- Relator(a)
- Ministra Maria Thereza de Assis Moura
- Órgão julgador
- Segunda Turma
- Data do julgamento
- 15/04/2026
- Data de publicação
- 22/04/2026
STJ – Acórdão, Rel. Ministra Maria Thereza de Assis Moura, Segunda Turma, j. 15/04/2026, p. 22/04/2026
DIREITO PROCESSUAL CIVIL E TRIBUTÁRIO. RECURSO ESPECIAL. NEGATIVA DE PRESTAÇÃO JURISDICIONAL. INOCORRÊNCIA. EXECUÇÃO FISCAL. RECUPERAÇÃO JUDICIAL. ATOS CONSTRITIVOS. COMPETÊNCIA. CANCELAMENTO DO TEMA 987 DO SUPERIOR TRIBUNAL DE JUSTIÇA. LEI Nº 14.112/2020. APLICAÇÃO IMEDIATA. RECURSO ESPECIAL DESPROVIDO.1. Não há que se falar em negativa de prestação jurisdicional, uma vez que o Tribunal de origem enfrentou as questões essenciais para a resolução da controvérsia, integrando o julgado quanto à aplicação da Lei nº 14.112/2020, o que demonstra o exame da matéria.
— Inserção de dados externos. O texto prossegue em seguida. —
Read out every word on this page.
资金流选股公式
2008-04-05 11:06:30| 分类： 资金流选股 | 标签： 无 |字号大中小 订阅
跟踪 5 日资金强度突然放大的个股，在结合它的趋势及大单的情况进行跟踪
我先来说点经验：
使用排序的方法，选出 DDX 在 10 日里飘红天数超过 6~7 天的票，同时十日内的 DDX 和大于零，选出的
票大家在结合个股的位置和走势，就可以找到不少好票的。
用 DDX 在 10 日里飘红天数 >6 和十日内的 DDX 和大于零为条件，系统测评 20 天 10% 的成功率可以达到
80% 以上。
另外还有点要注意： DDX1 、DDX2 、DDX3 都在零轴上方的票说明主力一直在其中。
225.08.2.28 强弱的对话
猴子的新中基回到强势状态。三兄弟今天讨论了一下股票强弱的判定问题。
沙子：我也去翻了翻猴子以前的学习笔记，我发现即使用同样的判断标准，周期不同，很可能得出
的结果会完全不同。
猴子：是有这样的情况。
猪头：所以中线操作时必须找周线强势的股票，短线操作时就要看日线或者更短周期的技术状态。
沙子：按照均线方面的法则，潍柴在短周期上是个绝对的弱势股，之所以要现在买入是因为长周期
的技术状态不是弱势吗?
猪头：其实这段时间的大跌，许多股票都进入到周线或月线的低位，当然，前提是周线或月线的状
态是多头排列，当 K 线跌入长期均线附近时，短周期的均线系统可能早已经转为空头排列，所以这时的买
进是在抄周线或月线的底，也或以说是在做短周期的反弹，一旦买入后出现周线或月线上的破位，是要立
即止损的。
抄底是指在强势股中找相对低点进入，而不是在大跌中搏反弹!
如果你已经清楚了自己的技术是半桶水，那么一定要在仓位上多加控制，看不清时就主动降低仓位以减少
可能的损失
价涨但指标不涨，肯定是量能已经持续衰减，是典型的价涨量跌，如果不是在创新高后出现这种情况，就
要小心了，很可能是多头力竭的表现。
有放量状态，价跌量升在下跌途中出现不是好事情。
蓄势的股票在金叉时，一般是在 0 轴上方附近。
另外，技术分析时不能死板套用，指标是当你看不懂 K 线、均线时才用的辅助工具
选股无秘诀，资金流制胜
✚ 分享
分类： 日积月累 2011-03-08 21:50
Logo, a mera insatisfação da parte com o resultado do julgamento ou a adoção de tese jurídica diversa daquela por ela defendida não configura, por si só, omissão, contradição ou obscuridade aptas a ensejar a nulidade do julgado por violação aos arts. 489 e 1.022 do CPC.2. O Superior Tribunal de Justiça, em acórdão publicado em 28/06/2021 (REsp nº 1.694.261/SP), determinou o cancelamento do Tema 987, diante da perda superveniente do objeto, em virtude das alterações promovidas pela Lei nº 14.112/2020 na Lei nº 11.101/05.3. A Lei nº 14.112/2020, em seu art. 5º, estabelece a aplicação imediata de suas disposições aos processos pendentes, observando-se o art. 14 do Código de Processo Civil. As alterações introduzidas, notadamente o art. 6º, § 7º-B, da Lei nº 11.101/05, possuem natureza processual e procedimental, sendo aplicáveis de imediato.4. A Lei nº 14.112/2020, ao incluir o art. 6º, § 7º-B, na Lei nº 11.101/05, pacificou o entendimento de que as execuções fiscais não se suspendem pelo deferimento da recuperação judicial. A competência do juízo da recuperação judicial limita-se a determinar a substituição dos atos de constrição que recaiam sobre bens de capital essenciais à manutenção da atividade empresarial, mediante cooperação jurisdicional (art. 69 do CPC), sem que haja prévia submissão obrigatória de todos os atos constritivos ao juízo recuperacional. Essa novel disciplina legal está em consonância com o entendimento que já vinha sendo consolidado no Superior Tribunal de Justiça antes mesmo da edição da Lei nº 14.112/2020.5. Recurso Especial desprovido.